One speaker referenced software craftsmanship communities originally formed in London, now active globally in cities including Madrid, Barcelona, São Paulo, London, Bristol and Cambridge, with particularly strong engagement in Leeds and Manchester.
What stood out was the intensity of participation in those northern hubs. Communities in Leeds and Manchester were described as running “way more often than the other groups simply because the appetite was there for it”.
The international panel also highlighted the breadth of experience within these ecosystems, with contributors noting that these groups bring together “people all through the different stages of their career... senior engineers” who are “really wanting to bring everybody up with them as well”.
This mix of early talent and seasoned professionals is increasingly viewed as a structural advantage for regional investment markets, strengthening both capability and deal flow outside London.
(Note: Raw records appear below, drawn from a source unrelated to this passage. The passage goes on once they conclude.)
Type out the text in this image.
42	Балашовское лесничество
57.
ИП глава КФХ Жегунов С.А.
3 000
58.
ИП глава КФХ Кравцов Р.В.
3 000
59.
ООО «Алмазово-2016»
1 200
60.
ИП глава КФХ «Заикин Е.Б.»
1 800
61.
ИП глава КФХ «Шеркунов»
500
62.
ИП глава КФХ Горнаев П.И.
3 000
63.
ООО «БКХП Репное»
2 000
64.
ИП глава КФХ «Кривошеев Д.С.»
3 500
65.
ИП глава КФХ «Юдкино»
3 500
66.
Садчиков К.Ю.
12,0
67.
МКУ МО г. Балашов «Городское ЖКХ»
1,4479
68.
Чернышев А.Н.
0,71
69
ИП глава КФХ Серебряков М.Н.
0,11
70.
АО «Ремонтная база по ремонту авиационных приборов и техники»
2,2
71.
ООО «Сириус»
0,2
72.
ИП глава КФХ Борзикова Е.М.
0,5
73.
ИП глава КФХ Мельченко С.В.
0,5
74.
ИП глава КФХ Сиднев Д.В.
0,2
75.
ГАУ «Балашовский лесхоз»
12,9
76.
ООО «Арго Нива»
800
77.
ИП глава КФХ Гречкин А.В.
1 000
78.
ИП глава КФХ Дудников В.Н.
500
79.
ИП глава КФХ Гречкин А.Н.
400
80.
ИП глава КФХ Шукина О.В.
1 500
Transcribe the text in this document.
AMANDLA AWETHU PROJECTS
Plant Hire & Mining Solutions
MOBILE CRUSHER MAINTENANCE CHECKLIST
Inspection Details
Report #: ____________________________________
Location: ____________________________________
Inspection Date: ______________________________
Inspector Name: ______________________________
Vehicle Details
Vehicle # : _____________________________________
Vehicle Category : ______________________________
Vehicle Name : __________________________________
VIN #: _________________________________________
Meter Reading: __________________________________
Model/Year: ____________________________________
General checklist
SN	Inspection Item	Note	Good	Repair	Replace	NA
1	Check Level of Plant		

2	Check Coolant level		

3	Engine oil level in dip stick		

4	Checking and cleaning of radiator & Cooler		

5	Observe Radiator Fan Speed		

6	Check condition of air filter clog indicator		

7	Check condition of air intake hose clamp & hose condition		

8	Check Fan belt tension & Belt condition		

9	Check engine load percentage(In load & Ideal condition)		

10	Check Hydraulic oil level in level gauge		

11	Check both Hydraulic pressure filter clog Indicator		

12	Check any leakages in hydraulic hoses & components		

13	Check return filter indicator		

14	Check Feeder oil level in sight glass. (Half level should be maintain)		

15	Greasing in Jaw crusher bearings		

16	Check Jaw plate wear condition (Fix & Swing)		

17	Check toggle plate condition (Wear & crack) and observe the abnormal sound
Across both panels, there was agreement that capital remains available across pensions, banks, private equity and international investors. However, expectations have tightened significantly.
Investment decisions are now more disciplined, with increased focus on governance, resilience and scalable business models. The consensus was that capital is still flowing, but it is being deployed with far greater scrutiny than in previous cycles.
A consistent warning across the discussion was that deals often fail not because the underlying opportunity is weak, but because preparation is insufficient. One speaker highlighted a “lack of preparation in terms of due diligence”, particularly when businesses move into international markets where expectations and interpretations of risk can differ.
In these cases, what is acceptable domestically can quickly become a concern internationally, shifting due diligence from validation into problem identification and slowing or derailing transactions.
Geography also featured prominently. While London remains the default entry point for international capital, regional hubs are increasingly being recognised as credible bases for UK expansion.
It was noted that Manchester is now widely seen as “a good place to base your UK expansion”, with growing recognition that scaling into the UK “doesn’t have to be London”. However, speakers acknowledged that this shift is still evolving, particularly among overseas investors who continue to default to London-centric routes.
Despite these differences in geography, capital type and investment stage, both panels converged on a single conclusion: investors ultimately back people, but only once the business has been properly tested.
As Giles Chesher from Squire Patton Boggs said, many deals fail not on opportunity but on preparation, especially when international investors begin “digging more and more and more” during due diligence.
The good news is the UK remains attractive. The wake up call is that due diligance and scrutiny and proff of concept is tougher than ever.